Oltre alla piccola Serena, che ha 5 mesi, l’infermiera del Policlinico Gemelli malata di tubercolosi (lei, in lacrime, ha giurato che non era al corrente delle proprie condizioni di salute), avrebbe trasmesso il batterio ad altri dieci neonati del reparto di neonatologia. Un batterio che, spiega Gian Luigi Marseglia, direttore del Dipartimento di Scienze Pediatriche del’Università di Pavia, raggiunto da ilSussidiario.net, «è antico almeno quanto l’uomo; in milioni di anni nessuno è ancora riuscito ad estirparlo». Intanto, proseguono a tappeto i controlli sui 1.271 bimbi nati tra marzo e luglio scorsi, il periodo in cui l’infermiera ha frequentato il reparto dopo aver contratto la malattia. Si procede ad un ritmo di 150 bambini al giorno, anche – per disposizione del presidente del Lazio, Renata Polverini – presso il Bambin Gesù e il San Camillo. I test dovrebbero concludersi entro il 31 agosto. Nel frattempo, ci si domanda che cosa ne sarà degli undici bambini contagiati. Per capirci qualcosa, è anzitutto opportuno sgombrare il campo dagli equivoci: «Sono state riscontrate lesioni compatibili con la patologia in mummie egiziane e in animali preistorici», spiega Marseglia.«Se resiste centinaia di milioni di anni, significa che è ben difficile sradicarla. Al momento, quindi, è ben lungi dall’essere debellata, e si verificano almeno 8 nuovi milioni di casi all’anno». Ovviamente, le diverse zone del Pianeta non ne vengono aggredite alla stessa maniera. «Per lo più, si concentra in Paesi come India, Africa, e sud-est asiatico. E’ maggiormente presente dove è più elevata la povertà. Si trasmette nell’ambito di microepidemie familiari e di condizioni di disagio e precarietà igienica». La sua modalità di trasmissione, è univoca. «Si contrae respirandola, da persona a persona. Un soggetto infetto la passa ad un soggetto sano. Allo stesso modo, la contraggono i bambini e i neonati, ovvero i bambini sotto il mese di età». Per questi, vale una differenza fondamentale: «i neonati possono essere infettati dalla tubercolosi, ma non possono trasmetterla». Per quanto riguarda, invece, le loro difese, «hanno un sistema immunitario in evoluzione – spiega -, e tendono ad ammalarsi di più. Se incontrano un soggetto infetto con il quale hanno un contatto stretto è più facile che si contagino. L’infermiera, ogni volta che respirava o tossiva, buttava fuori dai polmoni migliaia di batteri che andavano a fare parte dell’aria respirata dai bambini».  

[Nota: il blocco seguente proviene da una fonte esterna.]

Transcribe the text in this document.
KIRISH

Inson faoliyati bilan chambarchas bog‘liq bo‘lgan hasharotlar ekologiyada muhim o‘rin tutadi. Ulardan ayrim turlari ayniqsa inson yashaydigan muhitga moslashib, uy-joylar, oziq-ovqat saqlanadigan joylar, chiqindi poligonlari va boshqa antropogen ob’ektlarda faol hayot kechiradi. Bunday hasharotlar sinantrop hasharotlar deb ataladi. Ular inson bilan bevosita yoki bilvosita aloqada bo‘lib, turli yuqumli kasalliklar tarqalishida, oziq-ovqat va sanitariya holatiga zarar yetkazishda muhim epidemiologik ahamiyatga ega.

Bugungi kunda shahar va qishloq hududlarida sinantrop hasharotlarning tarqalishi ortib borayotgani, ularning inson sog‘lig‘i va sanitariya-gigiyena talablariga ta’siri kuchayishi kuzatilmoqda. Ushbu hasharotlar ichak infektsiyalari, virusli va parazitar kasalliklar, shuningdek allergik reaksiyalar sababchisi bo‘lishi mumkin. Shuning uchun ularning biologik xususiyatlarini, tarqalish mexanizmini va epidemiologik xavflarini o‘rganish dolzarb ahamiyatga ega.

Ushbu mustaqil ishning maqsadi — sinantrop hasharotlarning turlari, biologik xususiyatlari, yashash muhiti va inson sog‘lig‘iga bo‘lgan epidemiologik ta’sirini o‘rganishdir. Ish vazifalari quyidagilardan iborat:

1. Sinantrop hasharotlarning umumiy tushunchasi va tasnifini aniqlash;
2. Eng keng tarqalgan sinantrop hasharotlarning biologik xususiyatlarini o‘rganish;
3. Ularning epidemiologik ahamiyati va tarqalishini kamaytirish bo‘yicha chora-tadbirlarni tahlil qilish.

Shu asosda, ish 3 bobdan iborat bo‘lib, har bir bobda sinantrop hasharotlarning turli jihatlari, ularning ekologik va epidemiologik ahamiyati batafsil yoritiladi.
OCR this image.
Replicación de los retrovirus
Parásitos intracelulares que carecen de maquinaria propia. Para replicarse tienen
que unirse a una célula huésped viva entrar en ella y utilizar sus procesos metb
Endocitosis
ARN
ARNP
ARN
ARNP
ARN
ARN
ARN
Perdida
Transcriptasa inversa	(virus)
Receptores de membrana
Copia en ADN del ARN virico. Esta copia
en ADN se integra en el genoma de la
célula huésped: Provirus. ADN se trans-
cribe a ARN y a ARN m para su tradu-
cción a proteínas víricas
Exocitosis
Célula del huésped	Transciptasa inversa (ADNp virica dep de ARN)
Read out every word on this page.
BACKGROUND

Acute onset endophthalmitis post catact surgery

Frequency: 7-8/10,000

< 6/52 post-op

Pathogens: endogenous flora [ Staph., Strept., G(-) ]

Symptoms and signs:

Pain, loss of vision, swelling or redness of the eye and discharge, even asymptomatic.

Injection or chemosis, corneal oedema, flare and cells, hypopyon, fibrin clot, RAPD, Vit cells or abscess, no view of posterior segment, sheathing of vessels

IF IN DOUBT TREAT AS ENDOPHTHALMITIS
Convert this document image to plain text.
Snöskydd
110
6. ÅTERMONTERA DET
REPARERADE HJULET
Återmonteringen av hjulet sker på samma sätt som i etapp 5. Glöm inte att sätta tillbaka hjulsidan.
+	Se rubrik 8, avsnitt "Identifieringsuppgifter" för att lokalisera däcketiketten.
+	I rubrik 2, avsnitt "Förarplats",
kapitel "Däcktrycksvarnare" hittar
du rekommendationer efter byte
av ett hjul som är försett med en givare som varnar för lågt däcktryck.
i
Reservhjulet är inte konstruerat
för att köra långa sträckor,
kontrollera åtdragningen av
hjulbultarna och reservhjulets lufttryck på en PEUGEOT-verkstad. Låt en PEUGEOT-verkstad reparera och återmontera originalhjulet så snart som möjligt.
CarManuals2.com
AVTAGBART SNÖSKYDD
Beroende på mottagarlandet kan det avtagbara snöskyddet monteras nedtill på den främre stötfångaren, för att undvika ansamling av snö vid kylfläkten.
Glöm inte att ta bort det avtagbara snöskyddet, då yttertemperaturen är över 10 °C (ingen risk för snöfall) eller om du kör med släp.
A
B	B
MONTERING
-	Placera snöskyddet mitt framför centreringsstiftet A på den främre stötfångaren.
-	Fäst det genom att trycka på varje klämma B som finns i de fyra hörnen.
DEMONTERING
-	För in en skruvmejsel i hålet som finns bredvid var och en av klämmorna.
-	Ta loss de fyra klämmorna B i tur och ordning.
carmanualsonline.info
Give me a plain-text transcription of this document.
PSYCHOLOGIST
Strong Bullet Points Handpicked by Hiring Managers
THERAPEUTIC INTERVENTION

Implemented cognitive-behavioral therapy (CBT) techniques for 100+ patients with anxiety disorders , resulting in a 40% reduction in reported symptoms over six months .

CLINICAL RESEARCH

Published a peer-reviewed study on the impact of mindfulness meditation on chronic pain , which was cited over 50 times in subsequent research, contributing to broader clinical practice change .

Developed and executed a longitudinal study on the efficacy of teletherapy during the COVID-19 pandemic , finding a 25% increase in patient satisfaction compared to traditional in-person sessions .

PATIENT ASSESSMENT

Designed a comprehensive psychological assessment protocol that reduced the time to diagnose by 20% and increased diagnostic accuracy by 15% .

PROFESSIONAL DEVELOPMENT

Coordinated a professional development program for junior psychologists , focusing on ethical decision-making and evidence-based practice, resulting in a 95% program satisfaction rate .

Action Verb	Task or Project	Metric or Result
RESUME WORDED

E’ necessario, a questo punto, fare una distinzione. «Ci possono essere due casi: nel primo, il batterio si instaura nell’organismo – lo infetta – ma non provoca la malattia.  Nel secondo, invece, l’infezione provocata dal germe non rimane circoscritta, ma si diffonde, provocando gravi lesioni polmonari; nei casi più gravi – capita soprattutto nei bambini più piccolo – può arrivare sino al sangue, e da qui alle meningi (provocando meningite), alle ossa o ai reni». I neonati del Gemelli sono stati solamente infettati, mentre Serena ha contratto la malattia. «Il passaggio dall’infezione alla patologia dipende dal singolo bambino, e dal suo specifico sistema immunitario». Tuttavia, ciascuno di essi resterà infettato per tutta la vita. «Il batterio, nel corso dei milioni di anni, ha sviluppato la capacità di nascondersi all’interno delle cellule. E i farmaci di cui disponiamo, non sono in grado di distruggere tutte le cellule che la contengono». Potrebbe capitare che una persona contragga il batterio da neonato e sviluppi la malattia a 50 anni. «Allora le cure farmacologiche terranno a bada i sintomi – tosse e febbre – ma la malattia non sarà ancora estirpata». Tosse e febbre per gli adulti. Ma per i neonati? «Loro manifestano sintomi più gravi, normalmente quelli della polmonite con febbre persistente, o localizzazioni a livello del sistema nervoso, ovvero meningiti». La cura farmacologia, «per neonati, bambini e adulti, è la stessa». Nel caso dei piccoli del Gemelli, invece, «si seguiranno determinati protocolli medici, somministrando loro dei farmaci, per un periodo di 6-8 mesi finalizzati a tenere sotto controllo il batterio ed evitare che si trasformi in malattia».